We can compare all letters with overy other letter, by looping over twice.

def brute2(xs: List[int], ys: List[int]) -> List[int]:
    result = []
    for x in xs:
        # Go to next x if it's a dupe.
        if x in result:
            continue
        for y in ys:
            # Similarly, skip over dupes in y.
            if y in result:
                continue
            if x == y:
                result.append(x)
                break
    return result

This has time complexity \(O(xy)\) where \(x\) and \(y\) are lengths of the xs and ys arrays. It's actually worse than this because we're assuming that the expressions x in result and y in result run in constant time, which is simply not true. But as the time complexity is already bad, we leave it at that.

3.4. Optimal

In merged linked lists together, we saw that we only needed to traverse through the two linked lists once because they were already sorted. We can apply the same principle here and only traverse through the xs and ys lists once. The trick is to have a generic loop and within this loop, have two separate indices for each array. Then we advance the index for xs or ys depending on how we process the current item pointed to by each of these indices.

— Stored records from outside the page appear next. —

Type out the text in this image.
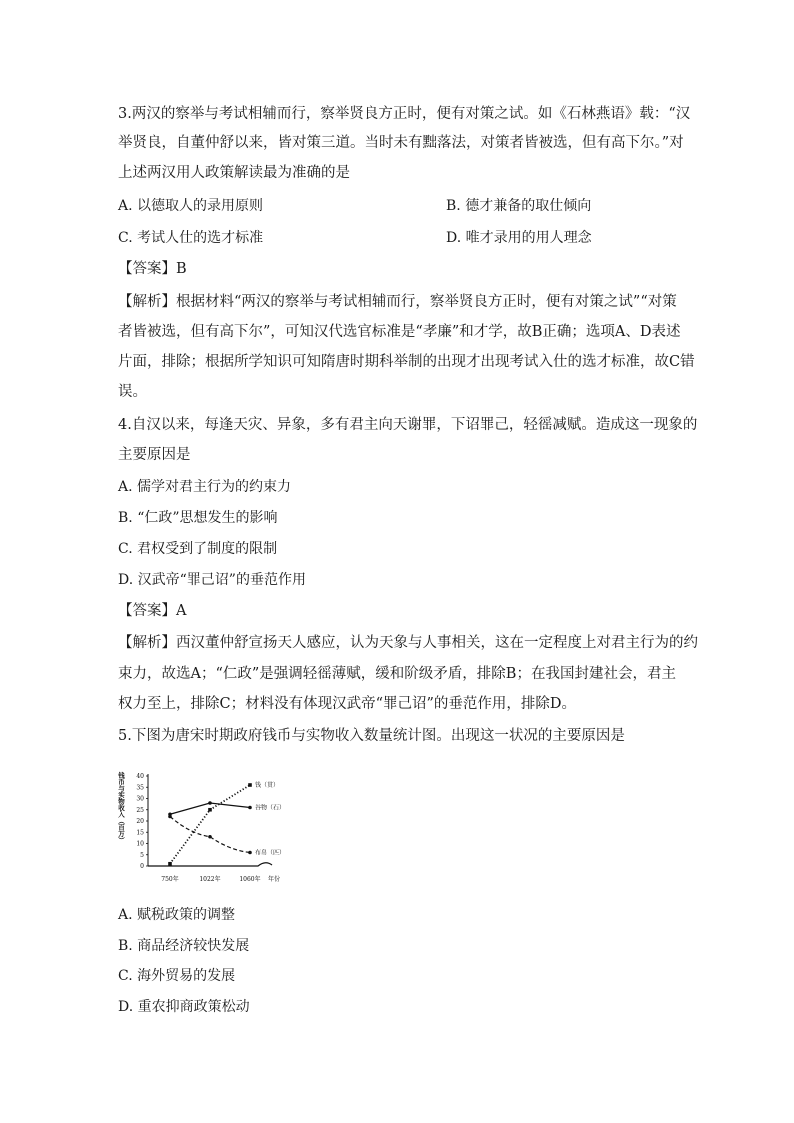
3.两汉的察举与考试相辅而行，察举贤良方正时，便有对策之试。如《石林燕语》载：“汉
举贤良，自董仲舒以来，皆对策三道。当时未有黜落法，对策者皆被选，但有高下尔。”对
上述两汉用人政策解读最为准确的是
A. 以德取人的录用原则	B. 德才兼备的取仕倾向
C. 考试人仕的选才标准	D. 唯才录用的用人理念
【答案】B
【解析】根据材料“两汉的察举与考试相辅而行，察举贤良方正时，便有对策之试”“对策
者皆被选，但有高下尔”，可知汉代选官标准是“孝廉”和才学，故B正确；选项A、D表述
片面，排除；根据所学知识可知隋唐时期科举制的出现才出现考试入仕的选才标准，故C错
误。
4.自汉以来，每逢天灾、异象，多有君主向天谢罪，下诏罪己，轻徭减赋。造成这一现象的
主要原因是
A. 儒学对君主行为的约束力
B. “仁政”思想发生的影响
C. 君权受到了制度的限制
D. 汉武帝“罪己诏”的垂范作用
【答案】A
【解析】西汉董仲舒宣扬天人感应，认为天象与人事相关，这在一定程度上对君主行为的约
束力，故选A；“仁政”是强调轻徭薄赋，缓和阶级矛盾，排除B；在我国封建社会，君主
权力至上，排除C；材料没有体现汉武帝“罪己诏”的垂范作用，排除D。
5.下图为唐宋时期政府钱币与实物收入数量统计图。出现这一状况的主要原因是
钱币与实物收入（百万）
0
5
10
15
20
25
30
35
40
750年	1022年	1060年
钱（贯）
谷物（石）
布帛（匹）
年份
A. 赋税政策的调整
B. 商品经济较快发展
C. 海外贸易的发展
D. 重农抑商政策松动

def optimal(xs: List[int], ys: List[int]) -> List[int]:
    i = 0
    j = 0
    result = []

    while i < len(xs) and j < len(ys):
        # Skip over non-matching items (including duplicates).
        if xs[i] < ys[j]:
            i += 1
        elif xs[i] > ys[j]:
            j += 1
        # We have a match.
        else:
            # Again, avoid adding the same item twice into the result.
            if i == 0 or xs[i] != xs[i - 1]:
                result.append(xs[i])

            # We've consumed the information pointed to by both pointers, so
            # they are useless now. Advance the pointers to fetch new content
            # for the next iteration.
            i += 1
            j += 1

    return result

Time complexity is \(O(m+n)\), because we spend \(O(1)\) time per element across both inputs.

4. Tests

🔗
import bisect
from hypothesis import given, strategies as st
from typing import List
import unittest

solution

class Test(unittest.TestCase):
    test_cases

if __name__ == "__main__":
    unittest.main(exit=False)

4.1. Basic tests

def test_basic(self):
    # Empty inputs.
    xs = []
    ys = []
    result = brute1(xs, ys)
    self.assertEqual(result, [])

    # Basic examples, as described in the problem statement.
    xs = [1, 2]
    ys = [3, 4]
    result = brute1(xs, ys)
    self.assertEqual(result, [])
    xs = [1, 1, 1, 2]
    ys = [1, 2, 2, 3]
    result = brute1(xs, ys)
    self.assertEqual(result, [1, 2])

4.2. Property-based tests

@given(st.lists(st.integers(min_value=1, max_value=50),
                min_size=1,
                max_size=50),
       st.lists(st.integers(min_value=1, max_value=50),
                min_size=1,
                max_size=50))
def test_random(self, xs: List[int], ys: List[int]):
    xs.sort()
    ys.sort()

    result_brute1 = brute1(xs, ys)
    result_brute2 = brute2(xs, ys)
    result_better = better(xs, ys)
    result_optimal = optimal(xs, ys)

    # Do the solutions agree with each other?
    self.assertEqual(result_brute1, result_brute2)
    self.assertEqual(result_brute2, result_better)
    self.assertEqual(result_better, result_optimal)

5. References

Aziz, A., Lee, T.-H., & Prakash, A. (2018). Elements of Programming Interviews in Python: The Insiders’ Guide. CreateSpace Independent Publishing Platform (25 July. 2018).